Overview of the Criminal Procedures in Massachusetts State District Courts

Most criminal cases in Massachusetts happen in the District Court system. This system oversees most crimes and charges throughout the greater Boston area and the Commonwealth of Massachusetts. More serious cases take place in the Massachusetts Superior Court, which has its own system of procedures and penalties.

If you have charges pending against you, always talk to an attorney for expert legal advice and what will be the best way to defend yourself against those charges. Avoid talking to the police about legal advice and how your case might be handled. It is generally in your best interest to speak to an attorney once you have been charged or if you believe you are about to be charged with a crime. Our attorneys are available around the clock to offer you the best legal counsel and representation possible. Call 617.492.3000 or 800.481.6199 (toll free) or contact us online to request your free case evaluation.

Arrest/Summons: Beginning the Criminal Process

An arrest happens when the police take a person into custody who law enforcement officials believe have broken the law. At the scene, the police will interview witnesses about what happened, and the accused person will also be asked to give a statement. It is usually best for the accused to avoid speaking to the police, as this statement can be used to help acquit or convict the person later on.
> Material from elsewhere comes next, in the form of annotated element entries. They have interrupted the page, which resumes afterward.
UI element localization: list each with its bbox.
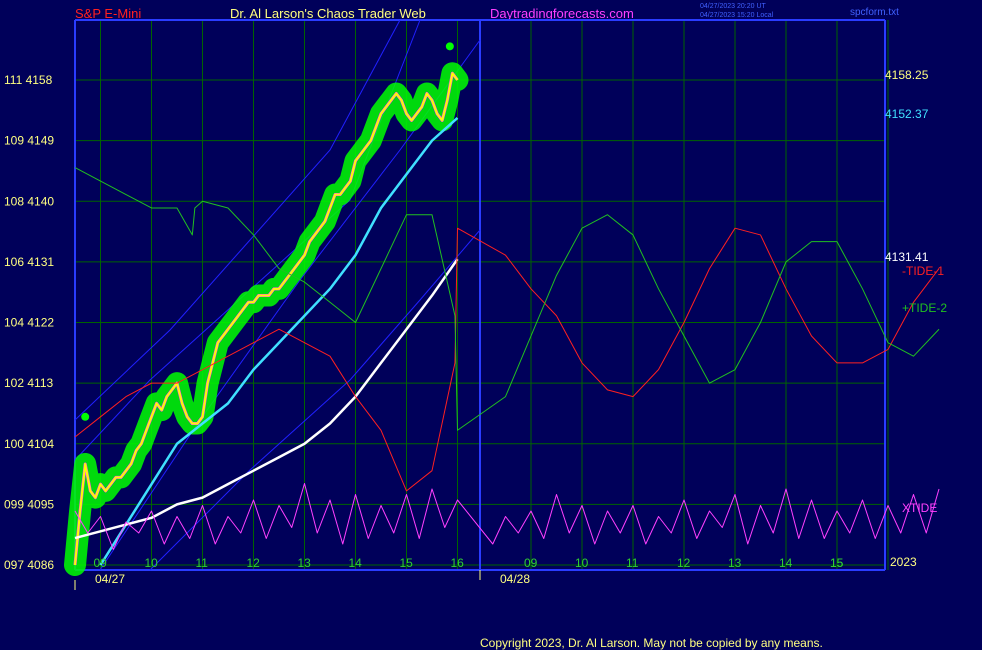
x-tick-label: 13 xyxy=(298,556,312,570)
high-marker xyxy=(81,412,90,421)
x-tick-label: 15 xyxy=(830,556,844,570)
high-marker xyxy=(445,42,454,51)
timestamp-local: 04/27/2023 15:20 Local xyxy=(700,12,774,19)
x-tick-label: 14 xyxy=(349,556,363,570)
y-tick-label: 104 4122 xyxy=(4,316,54,330)
site-title: Dr. Al Larson's Chaos Trader Web xyxy=(230,6,426,21)
x-tick-label: 10 xyxy=(575,556,589,570)
x-tick-label: 14 xyxy=(779,556,793,570)
x-tick-label: 12 xyxy=(247,556,261,570)
y-tick-label: 108 4140 xyxy=(4,194,54,208)
year-label: 2023 xyxy=(890,555,917,569)
x-tick-label: 09 xyxy=(524,556,538,570)
chart: S&P E-Mini Dr. Al Larson's Chaos Trader … xyxy=(0,0,982,650)
y-tick-label: 111 4158 xyxy=(4,73,53,87)
x-tick-label: 16 xyxy=(451,556,465,570)
x-tick-label: 12 xyxy=(677,556,691,570)
timestamp-utc: 04/27/2023 20:20 UT xyxy=(700,3,766,10)
slow-ma-label: 4131.41 xyxy=(885,250,929,264)
x-tick-label: 15 xyxy=(400,556,414,570)
y-tick-label: 102 4113 xyxy=(4,376,53,390)
x-tick-label: 11 xyxy=(626,556,639,570)
y-tick-label: 099 4095 xyxy=(4,497,54,511)
date-label-2: 04/28 xyxy=(500,572,530,586)
y-tick-label: 109 4149 xyxy=(4,134,54,148)
site-url: Daytradingforecasts.com xyxy=(490,6,634,21)
y-tick-label: 097 4086 xyxy=(4,558,54,572)
chart-background xyxy=(0,0,982,650)
instrument-label: S&P E-Mini xyxy=(75,6,141,21)
y-tick-label: 106 4131 xyxy=(4,255,54,269)
last-price-label: 4158.25 xyxy=(885,68,929,82)
tide1-legend: -TIDE-1 xyxy=(902,264,944,278)
source-file-label: spcform.txt xyxy=(850,7,899,18)
x-tick-label: 09 xyxy=(94,556,108,570)
date-label-1: 04/27 xyxy=(95,572,125,586)
x-tick-label: 11 xyxy=(196,556,209,570)
x-tick-label: 10 xyxy=(145,556,159,570)
xtide-legend: XTIDE xyxy=(902,501,937,515)
fast-ma-label: 4152.37 xyxy=(885,107,929,121)
y-tick-label: 100 4104 xyxy=(4,437,54,451)
copyright: Copyright 2023, Dr. Al Larson. May not b… xyxy=(480,636,823,650)
tide2-legend: +TIDE-2 xyxy=(902,301,947,315)
x-tick-label: 13 xyxy=(728,556,742,570)
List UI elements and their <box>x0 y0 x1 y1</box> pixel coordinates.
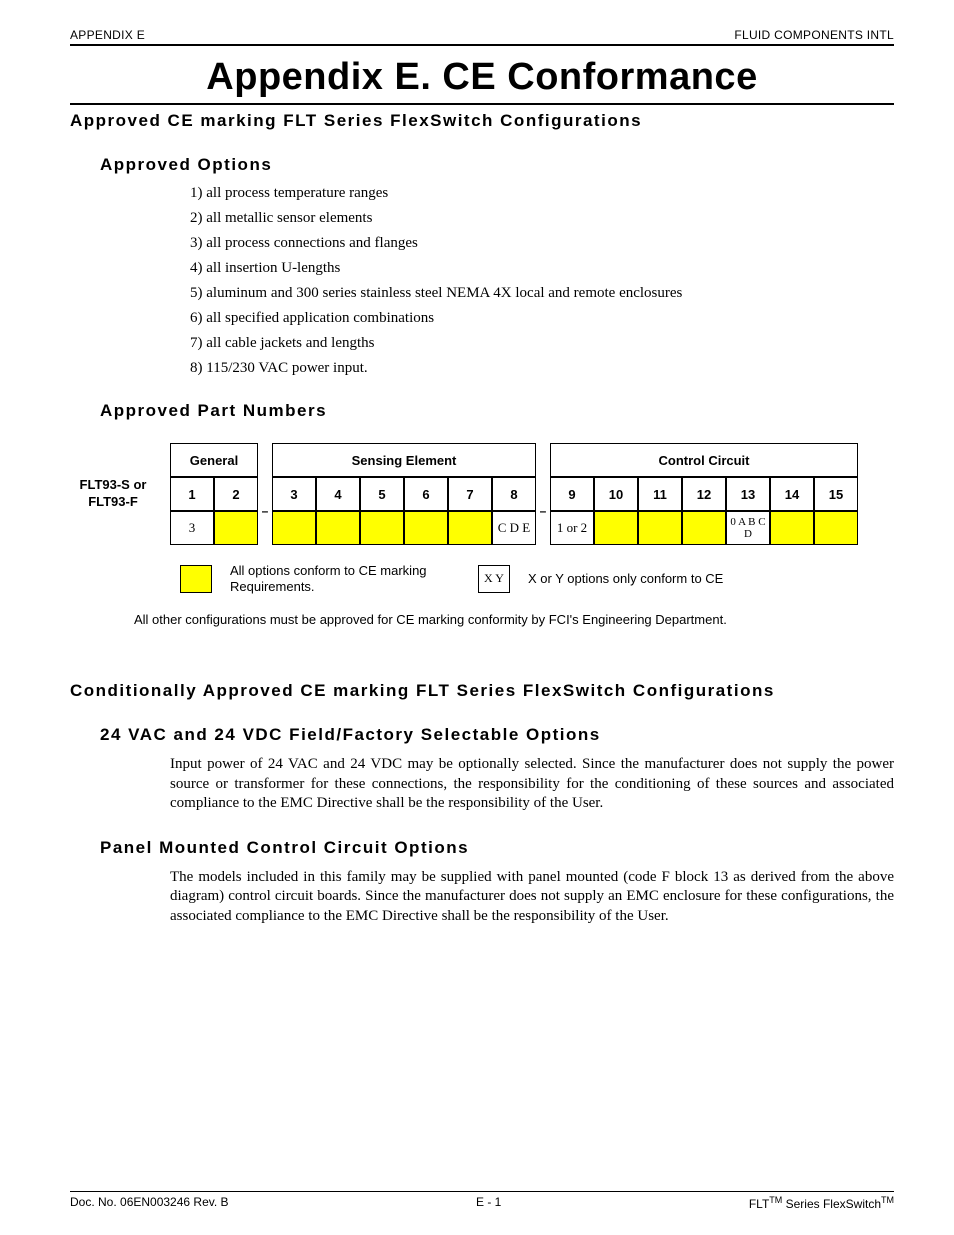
section-approved-parts: Approved Part Numbers <box>100 401 894 421</box>
col-num: 2 <box>214 477 258 511</box>
col-num: 12 <box>682 477 726 511</box>
config-note: All other configurations must be approve… <box>134 612 894 627</box>
section-conditional: Conditionally Approved CE marking FLT Se… <box>70 681 894 701</box>
header-left: APPENDIX E <box>70 28 145 42</box>
section-panel: Panel Mounted Control Circuit Options <box>100 838 894 858</box>
section-approved-options: Approved Options <box>100 155 894 175</box>
tm-icon: TM <box>881 1195 894 1205</box>
part-number-table-wrap: FLT93-S or FLT93-F General Sensing Eleme… <box>70 443 894 545</box>
col-num: 3 <box>272 477 316 511</box>
group-control: Control Circuit <box>550 443 858 477</box>
cell-val <box>448 511 492 545</box>
col-num: 15 <box>814 477 858 511</box>
cell-val: 1 or 2 <box>550 511 594 545</box>
legend: All options conform to CE marking Requir… <box>180 563 894 594</box>
table-row: 3 C D E 1 or 2 0 A B C D <box>170 511 858 545</box>
dash-icon: – <box>258 477 272 545</box>
list-item: 5) aluminum and 300 series stainless ste… <box>190 285 894 302</box>
col-num: 6 <box>404 477 448 511</box>
col-num: 5 <box>360 477 404 511</box>
spacer <box>536 443 550 477</box>
page: APPENDIX E FLUID COMPONENTS INTL Appendi… <box>0 0 954 1235</box>
footer-right: FLTTM Series FlexSwitchTM <box>749 1195 894 1211</box>
col-num: 14 <box>770 477 814 511</box>
group-sensing: Sensing Element <box>272 443 536 477</box>
cell-val <box>404 511 448 545</box>
footer-left: Doc. No. 06EN003246 Rev. B <box>70 1195 229 1211</box>
cell-val <box>272 511 316 545</box>
header-right: FLUID COMPONENTS INTL <box>734 28 894 42</box>
cell-val <box>682 511 726 545</box>
list-item: 3) all process connections and flanges <box>190 235 894 252</box>
group-general: General <box>170 443 258 477</box>
cell-val <box>770 511 814 545</box>
col-num: 1 <box>170 477 214 511</box>
legend-swatch-yellow <box>180 565 212 593</box>
col-num: 11 <box>638 477 682 511</box>
dash-icon: – <box>536 477 550 545</box>
col-num: 13 <box>726 477 770 511</box>
legend-text-b: X or Y options only conform to CE <box>528 571 723 586</box>
cell-val <box>638 511 682 545</box>
cell-val <box>594 511 638 545</box>
cell-val <box>360 511 404 545</box>
tm-icon: TM <box>769 1195 782 1205</box>
table-row: General Sensing Element Control Circuit <box>170 443 858 477</box>
legend-text-a: All options conform to CE marking Requir… <box>230 563 460 594</box>
part-number-table: General Sensing Element Control Circuit … <box>170 443 858 545</box>
col-num: 8 <box>492 477 536 511</box>
legend-swatch-xy: X Y <box>478 565 510 593</box>
paragraph-panel: The models included in this family may b… <box>170 868 894 927</box>
page-header: APPENDIX E FLUID COMPONENTS INTL <box>70 28 894 46</box>
col-num: 7 <box>448 477 492 511</box>
row-label: FLT93-S or FLT93-F <box>70 477 156 511</box>
list-item: 7) all cable jackets and lengths <box>190 335 894 352</box>
section-24v: 24 VAC and 24 VDC Field/Factory Selectab… <box>100 725 894 745</box>
spacer <box>258 443 272 477</box>
section-approved-config: Approved CE marking FLT Series FlexSwitc… <box>70 111 894 131</box>
cell-val <box>814 511 858 545</box>
list-item: 2) all metallic sensor elements <box>190 210 894 227</box>
list-item: 1) all process temperature ranges <box>190 185 894 202</box>
cell-val: 0 A B C D <box>726 511 770 545</box>
page-title: Appendix E. CE Conformance <box>70 56 894 105</box>
list-item: 4) all insertion U-lengths <box>190 260 894 277</box>
cell-val <box>316 511 360 545</box>
cell-val: 3 <box>170 511 214 545</box>
paragraph-24v: Input power of 24 VAC and 24 VDC may be … <box>170 755 894 814</box>
col-num: 9 <box>550 477 594 511</box>
list-item: 8) 115/230 VAC power input. <box>190 360 894 377</box>
options-list: 1) all process temperature ranges 2) all… <box>70 185 894 377</box>
list-item: 6) all specified application combination… <box>190 310 894 327</box>
col-num: 4 <box>316 477 360 511</box>
col-num: 10 <box>594 477 638 511</box>
table-row: 1 2 – 3 4 5 6 7 8 – 9 10 11 12 13 14 15 <box>170 477 858 511</box>
footer-center: E - 1 <box>476 1195 501 1211</box>
cell-val: C D E <box>492 511 536 545</box>
page-footer: Doc. No. 06EN003246 Rev. B E - 1 FLTTM S… <box>70 1191 894 1211</box>
cell-val <box>214 511 258 545</box>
After an arrest, the person goes to a police station to be booked; the person is fingerprinted, photographed, and answers general questions such as name, address, and so on. Miranda Rights, which are the right the remain silent, the right to have a lawyer, the right to have a lawyer free even if the person cannot afford one, and the right to stop questioning at any time, will be read before any more questioning will begin. The accused should insist on speaking to a lawyer before giving any answers, in order to avoid self-incrimination.

Once a person is arrested, a bail commissioner determines what the bail amount, if any, will be. The arrested person is then allowed to make calls to try to pay the bail, and is then released. The person is then expected to appear in court, usually the next business day. It is highly recommended to retain a Boston, Massachusetts criminal defense attorney prior to arraignment.

A summons is paperwork mailed directly to a person showing that a criminal complaint has been or will be issued against that person. He or she needs to be in a specific court at a particular day and time. If that person does not appear, a warrant is issued for that person and he or she can be arrested from that point on. Should you receive a summons in the mail, it is generally in your best interest to contact a criminal defense attorney so you can understand what you are being charged with as well as the possible consequences of such charges.

Court Procedures

An arraignment is the first court appearance scheduled after an arrest or summons (typically the next business day after an arrest, or the court date mentioned in the summons) and it is where the accused is formally told what the charges are against him or her. It is also where the court enters a plea for that person, and where the accused will find out if there is additional bail set against him or her in addition to what was set by the bail commissioner earlier. The accused should also get paperwork that details his/her charges (called the Complaint), a police report, and the date and time of the pre-trial conference, which is the next court date scheduled.

The pre-trial conference, typically four weeks after the arraignment, is when the accused’s lawyer defending the case and the assistant district attorney (ADA) prosecuting the case talk about potential plea options (how the case can end before going to court) or if the case will go to court. If so, a pre-trial conference report is written that details that both the prosecution will turn all its evidence to the accused, and the defense will turn over certain information to the ADA. The next court appearance set for the accused is the compliance and election date, which is usually about four weeks away.

The compliance and election date is when all evidence should be handed over to the accused, and when the accused states if he or she wants a trial by a judge alone, or by a jury. This is a decision that is best discussed with one’s attorney to determine the pros and cons of each. The trial date is set at this time.

In the District Court, a trial is heard by a judge alone or by a jury of six random people chosen from the greater population. In any trial, the government must prove that the accused is guilty beyond a reasonable doubt. A trial begins with the prosecution making an opening statement, which shows what the evidence is expected to support the case against the accused. The defense attorney can also make an opening statement or not. The prosecution then calls witnesses and questions them and the defense attorney can then cross-examine each witness. Once the prosecution is done calling witnesses, it rests its case. The defense attorney can then call witnesses, though does not have to do so, and then rests its case. Then the defense attorney and then the prosecuting attorney each make their closing arguments.

At this point, a judge either decides on his/her own, or a jury deliberates by analyzing all evidence and witness statements to determine, beyond a reasonable doubt, whether the accused is guilty of the charges or not. The jury’s decision must be unanimous.

Plea Bargaining

There can be several conditions where the defense and the prosecution discuss pleas before a case goes to trial. This can happen when there is a very strong case where the accused has confessed to the crime, or because the case is likely to be resolved where the accused will not have a criminal record as a result of the plea. Different situations can involve dismissing the charges if court costs are paid (typically in very minor charges, such as bouncing a check), pre-trial probation or continuance without a finding, where the accused can promise to stay out of trouble, do community service, for a particular amount of time. At the end of that time, the case is dismissed if the probationary time passed without any problems. There is also a guilty finding plea, where the accused is convicted, but the plea may lessen the punishment to probation instead of jail time.